Seperti mantra (saha) bahasanya Bali, jangan-jangan isinya India. Banten
sebagai bentuk teksnya (tulisannya berupa simbolik) dari unsur-unsur alam yang diwujudkan
secara plural oleh penciptanya, cukup mantranya dengan diam (Jnyana), dengan
Mudra tangan ngayab atau mebakti ngrana sika, dan mohon tirta dengan
menengadahkan tangan, dengan yatra (symbol-simbol) yang ada di Banten, berupa
segi empat (ceper), segi tiga, budar (tamas), lanying, podol (tumpeng), warna
jajan, sate dengan berbagai bentuk, dan sanganan dan isi dalam dari daksina,
banten ayaban, ajengan dan sebagainya merupakan representasi dari yatra dalam
Budha Mahayana. Power Pancabayu,
kekuatan sakti dewa nyatur, kekuatan sanghyang Tunggal. Ida Sang Hyang Widhi
Wasa dapat terwujud, karena prasyarat dari jalan budha mahayana dapat terpenuhi
lebih dari necessary condition yang
dipersyaratkan.
Jadi
Hibridasi local genius, India, berbagai sekta dan agama yang secara spesifik di
tempat lain dapat menjadi secara holistic dapat dilaksanakan dari system religi
zaman purbakala sampai zaman melinial, terangkum dalam Hinduisme di Bali.
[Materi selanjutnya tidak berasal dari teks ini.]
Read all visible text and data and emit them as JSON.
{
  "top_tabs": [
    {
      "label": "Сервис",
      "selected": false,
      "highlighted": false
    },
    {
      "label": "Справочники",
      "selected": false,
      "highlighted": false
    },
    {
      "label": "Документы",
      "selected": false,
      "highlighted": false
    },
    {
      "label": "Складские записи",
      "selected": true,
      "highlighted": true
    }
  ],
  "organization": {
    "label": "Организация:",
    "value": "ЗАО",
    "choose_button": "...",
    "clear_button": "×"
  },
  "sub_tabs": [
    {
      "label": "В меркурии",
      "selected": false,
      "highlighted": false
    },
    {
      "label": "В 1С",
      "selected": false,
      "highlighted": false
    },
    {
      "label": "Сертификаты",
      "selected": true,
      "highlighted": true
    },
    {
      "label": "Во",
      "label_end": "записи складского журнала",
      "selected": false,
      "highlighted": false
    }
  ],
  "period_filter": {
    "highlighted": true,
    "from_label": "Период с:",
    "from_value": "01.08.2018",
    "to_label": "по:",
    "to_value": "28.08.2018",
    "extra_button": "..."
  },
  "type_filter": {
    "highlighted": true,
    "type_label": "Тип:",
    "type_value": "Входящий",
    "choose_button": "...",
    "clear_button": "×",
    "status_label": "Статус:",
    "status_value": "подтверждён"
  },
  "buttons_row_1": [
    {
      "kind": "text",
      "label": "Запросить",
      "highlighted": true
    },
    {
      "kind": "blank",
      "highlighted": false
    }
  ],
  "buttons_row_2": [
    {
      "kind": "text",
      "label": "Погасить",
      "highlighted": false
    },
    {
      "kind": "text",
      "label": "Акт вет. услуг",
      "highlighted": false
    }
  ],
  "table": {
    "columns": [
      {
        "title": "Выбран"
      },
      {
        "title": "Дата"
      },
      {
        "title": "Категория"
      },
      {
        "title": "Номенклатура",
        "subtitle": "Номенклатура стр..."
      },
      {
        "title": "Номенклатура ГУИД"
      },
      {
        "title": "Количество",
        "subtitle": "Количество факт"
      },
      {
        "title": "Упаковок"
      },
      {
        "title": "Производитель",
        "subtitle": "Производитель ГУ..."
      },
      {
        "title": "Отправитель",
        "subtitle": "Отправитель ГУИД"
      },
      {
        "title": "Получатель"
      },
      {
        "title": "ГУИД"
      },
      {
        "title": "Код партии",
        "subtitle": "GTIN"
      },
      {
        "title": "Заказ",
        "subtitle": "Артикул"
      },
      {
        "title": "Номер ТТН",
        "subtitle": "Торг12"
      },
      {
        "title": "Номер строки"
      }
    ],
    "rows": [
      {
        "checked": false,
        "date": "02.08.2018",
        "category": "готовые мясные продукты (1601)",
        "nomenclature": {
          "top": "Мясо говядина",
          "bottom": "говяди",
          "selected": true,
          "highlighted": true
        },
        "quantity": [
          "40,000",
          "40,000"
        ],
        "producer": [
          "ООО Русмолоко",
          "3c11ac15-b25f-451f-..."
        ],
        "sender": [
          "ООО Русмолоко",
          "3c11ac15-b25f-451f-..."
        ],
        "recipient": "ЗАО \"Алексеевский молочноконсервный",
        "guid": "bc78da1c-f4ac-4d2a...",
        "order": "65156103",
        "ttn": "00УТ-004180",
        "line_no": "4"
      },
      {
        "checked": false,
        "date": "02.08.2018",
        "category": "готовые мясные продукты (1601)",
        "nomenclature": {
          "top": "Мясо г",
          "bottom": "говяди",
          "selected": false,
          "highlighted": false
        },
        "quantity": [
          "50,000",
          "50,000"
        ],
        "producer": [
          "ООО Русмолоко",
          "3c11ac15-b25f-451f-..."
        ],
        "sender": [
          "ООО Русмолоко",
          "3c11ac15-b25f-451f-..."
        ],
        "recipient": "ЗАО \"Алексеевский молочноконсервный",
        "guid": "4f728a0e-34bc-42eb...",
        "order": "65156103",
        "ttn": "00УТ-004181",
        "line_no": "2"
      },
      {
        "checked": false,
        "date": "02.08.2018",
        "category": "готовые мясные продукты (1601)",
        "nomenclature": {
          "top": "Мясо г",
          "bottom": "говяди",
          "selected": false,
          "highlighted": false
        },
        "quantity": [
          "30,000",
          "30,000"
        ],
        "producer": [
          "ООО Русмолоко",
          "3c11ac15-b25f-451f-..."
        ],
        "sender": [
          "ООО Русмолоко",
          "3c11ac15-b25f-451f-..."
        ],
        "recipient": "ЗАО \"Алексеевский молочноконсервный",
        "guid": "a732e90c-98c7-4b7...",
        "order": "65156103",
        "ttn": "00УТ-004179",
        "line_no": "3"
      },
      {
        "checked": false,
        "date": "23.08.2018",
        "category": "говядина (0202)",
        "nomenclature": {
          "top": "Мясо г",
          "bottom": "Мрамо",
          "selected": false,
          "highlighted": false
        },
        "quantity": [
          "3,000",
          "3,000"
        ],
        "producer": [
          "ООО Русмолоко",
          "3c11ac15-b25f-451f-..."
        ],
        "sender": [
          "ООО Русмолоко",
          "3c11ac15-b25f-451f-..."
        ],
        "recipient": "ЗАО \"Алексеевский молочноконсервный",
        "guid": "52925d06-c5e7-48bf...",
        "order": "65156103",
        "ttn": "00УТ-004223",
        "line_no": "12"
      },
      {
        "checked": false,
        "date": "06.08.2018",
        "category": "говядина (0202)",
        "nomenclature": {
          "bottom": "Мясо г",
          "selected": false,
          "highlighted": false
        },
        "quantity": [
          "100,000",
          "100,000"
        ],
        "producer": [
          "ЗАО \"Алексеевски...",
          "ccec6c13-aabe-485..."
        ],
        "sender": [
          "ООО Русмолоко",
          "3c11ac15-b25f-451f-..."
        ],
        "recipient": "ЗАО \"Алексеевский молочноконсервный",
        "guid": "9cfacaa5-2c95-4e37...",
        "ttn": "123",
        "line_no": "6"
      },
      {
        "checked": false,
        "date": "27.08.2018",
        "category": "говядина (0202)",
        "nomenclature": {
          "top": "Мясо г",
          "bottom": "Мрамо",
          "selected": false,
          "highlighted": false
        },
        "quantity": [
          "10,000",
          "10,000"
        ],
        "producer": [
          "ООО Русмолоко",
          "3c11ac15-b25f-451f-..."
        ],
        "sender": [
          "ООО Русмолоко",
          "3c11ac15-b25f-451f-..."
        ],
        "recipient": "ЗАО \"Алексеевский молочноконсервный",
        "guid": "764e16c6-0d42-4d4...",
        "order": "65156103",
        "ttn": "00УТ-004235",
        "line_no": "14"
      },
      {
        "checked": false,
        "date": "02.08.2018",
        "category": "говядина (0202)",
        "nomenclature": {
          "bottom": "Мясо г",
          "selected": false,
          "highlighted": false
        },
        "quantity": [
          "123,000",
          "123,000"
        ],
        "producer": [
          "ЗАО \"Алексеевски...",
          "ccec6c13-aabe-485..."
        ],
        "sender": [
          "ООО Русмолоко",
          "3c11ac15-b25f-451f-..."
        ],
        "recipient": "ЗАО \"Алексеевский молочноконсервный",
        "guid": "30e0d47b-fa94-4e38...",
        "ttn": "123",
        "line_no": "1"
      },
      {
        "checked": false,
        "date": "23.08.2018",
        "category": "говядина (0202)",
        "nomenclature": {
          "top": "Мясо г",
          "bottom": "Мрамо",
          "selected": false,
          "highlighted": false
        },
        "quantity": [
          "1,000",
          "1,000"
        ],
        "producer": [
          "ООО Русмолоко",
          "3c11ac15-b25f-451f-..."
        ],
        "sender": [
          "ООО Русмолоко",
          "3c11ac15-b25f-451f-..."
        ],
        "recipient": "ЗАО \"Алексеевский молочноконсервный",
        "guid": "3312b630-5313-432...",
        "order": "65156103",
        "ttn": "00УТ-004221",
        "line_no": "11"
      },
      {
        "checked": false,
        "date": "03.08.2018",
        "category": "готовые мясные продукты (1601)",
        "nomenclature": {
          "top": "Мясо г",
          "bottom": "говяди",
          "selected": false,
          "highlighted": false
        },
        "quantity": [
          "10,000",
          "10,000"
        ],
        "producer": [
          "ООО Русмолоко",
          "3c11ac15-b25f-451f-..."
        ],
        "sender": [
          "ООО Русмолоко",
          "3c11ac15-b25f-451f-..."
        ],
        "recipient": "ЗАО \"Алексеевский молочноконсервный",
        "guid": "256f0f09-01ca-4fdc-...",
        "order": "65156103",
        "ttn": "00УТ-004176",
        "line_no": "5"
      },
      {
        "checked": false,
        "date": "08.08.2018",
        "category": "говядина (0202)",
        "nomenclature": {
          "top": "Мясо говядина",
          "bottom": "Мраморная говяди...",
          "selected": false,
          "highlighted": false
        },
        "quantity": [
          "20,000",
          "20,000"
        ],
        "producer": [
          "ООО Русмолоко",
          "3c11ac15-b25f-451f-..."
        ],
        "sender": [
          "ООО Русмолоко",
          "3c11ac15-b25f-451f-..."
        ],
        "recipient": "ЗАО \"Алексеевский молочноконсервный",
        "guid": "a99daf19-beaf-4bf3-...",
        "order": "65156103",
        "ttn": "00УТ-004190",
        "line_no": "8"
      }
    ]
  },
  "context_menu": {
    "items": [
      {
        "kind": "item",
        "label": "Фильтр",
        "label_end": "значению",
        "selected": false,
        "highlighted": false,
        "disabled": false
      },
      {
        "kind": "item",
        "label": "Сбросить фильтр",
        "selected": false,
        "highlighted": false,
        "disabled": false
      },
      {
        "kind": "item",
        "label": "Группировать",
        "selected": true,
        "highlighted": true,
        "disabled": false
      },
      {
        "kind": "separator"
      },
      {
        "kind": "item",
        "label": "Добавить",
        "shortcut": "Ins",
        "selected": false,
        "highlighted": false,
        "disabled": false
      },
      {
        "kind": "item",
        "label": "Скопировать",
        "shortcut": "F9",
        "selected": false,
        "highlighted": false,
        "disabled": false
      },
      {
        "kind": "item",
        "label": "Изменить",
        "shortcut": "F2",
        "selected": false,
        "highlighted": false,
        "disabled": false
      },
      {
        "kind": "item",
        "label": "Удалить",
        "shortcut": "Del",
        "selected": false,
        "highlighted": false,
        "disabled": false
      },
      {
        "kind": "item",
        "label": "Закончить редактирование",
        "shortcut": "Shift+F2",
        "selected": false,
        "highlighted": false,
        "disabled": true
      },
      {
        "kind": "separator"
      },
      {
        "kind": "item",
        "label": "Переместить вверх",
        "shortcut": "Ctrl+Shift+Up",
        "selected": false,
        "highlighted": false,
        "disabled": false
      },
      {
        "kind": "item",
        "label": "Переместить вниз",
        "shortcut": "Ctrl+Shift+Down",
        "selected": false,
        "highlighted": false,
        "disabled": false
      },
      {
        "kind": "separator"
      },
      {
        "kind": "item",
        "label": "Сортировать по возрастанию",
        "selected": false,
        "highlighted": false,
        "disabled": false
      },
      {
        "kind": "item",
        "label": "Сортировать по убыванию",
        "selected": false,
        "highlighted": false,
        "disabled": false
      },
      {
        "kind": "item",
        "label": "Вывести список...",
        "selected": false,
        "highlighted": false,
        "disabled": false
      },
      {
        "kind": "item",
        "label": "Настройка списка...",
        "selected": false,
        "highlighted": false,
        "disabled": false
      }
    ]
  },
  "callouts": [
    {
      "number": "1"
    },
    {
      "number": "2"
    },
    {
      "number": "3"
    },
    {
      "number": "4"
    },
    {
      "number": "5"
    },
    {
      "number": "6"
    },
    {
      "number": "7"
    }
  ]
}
Dengan demikian kebajikan Tri Hita Karana, sebagai pengejawantahan trinitas
hubungan harmonis antara manusia (termasuk roh/atmannya) dengan sang pencipta
(panca bayu); hubungan harminis manusia dengan manusia (relasi antar roh dan
fisiknya); hubungan harmonis manusia dengan alamnya (termasuk roh secara
universal) merupakan kebajikan universal yang dapat mengayomi hubungan berbagai
dimensi, dengan menyertakan kebhinekaan unsur fisik, dan ketunggalan unsur
rohaniah. Jadi zeitsgeist-nya adalah Brahman-Atman Aekyam,
sedangkan Cultuurgebudenheid-nya adalah berbagai dimansi hubungan harmonis
terkait dengan ruang, waktu, struktur dan agensi dalam masyarakat Bali.
Dapat
dijelaskan menggunakan teori Anthony Giddens (2010) hubungan harmonis dengan
melihat kehidupan itu hakikatnya adalah ada dalam entitas liminitas, ruang,
waktu, keadaan, dan daerah astralnya adalah “keberadaannya yang mengada” (windunya) sehingga ruang dan tempat,
struktur dan agennya manunggal dalam hinduisme di Bali. Tataran filosofis,
metodologis, strategi, tenpat dan waktu jelas dapat dipahami dalam system religi
di Bali dapat dijadikan pusat kajian secara akademik. Karena telah mengadung
unsur-unsur ontology, efistimologi, dan aksiologi, dengan perspektifnya
berstruktur tiga yaitu Tri Hita Karana.
Dengan
demikian liak sebagai metode, dan ngereh aksi tindakan, dan banten sebagai
sarana (simbolik teks/ teori), perapatan Agung sebagai tempat praktik, dan
setra sebagai laboratorium, dapat menjadikan
Ilmu Bali itu sebagai pusat kajian akademik postmodernisme. Pencerahan
baru (new aufklarung) berupa new etno-science yang dapat dibumikan
nilai-nilainya, walaupun sangat relatif dalam ‘entitas maujud” seperti yang
menjadi harapan banyak orang. Science modern juga memiliki kondisi yang sama, tidak semuanya diuji
cobakan langsung berhasil sebagaimana diasumsikan. Butuh waktu, kesabaran,
ketekunan dan keberanian untuk melakukan modifikasi menuju kesempurnaan. Semua
wacana ini didedikasikan untuk memberikan pemahaman bahwa liak tidaklah
negative (peyotif), tetapi dia bersifat netral (astral/liminitas), hanya
manusia memiliki orientasi pada ilmu itu, sehingga saking sulitnya menjelaskan
dan membuktikan menggunakan ukuran panca idria, sehingga dicarikan padanan dan
lawanan, yaitu hitam/putih, whaite /black, sehingga stigma diberikan pada ilmu
Bai itu negative, termasuk oleh penulis Bali sendiri.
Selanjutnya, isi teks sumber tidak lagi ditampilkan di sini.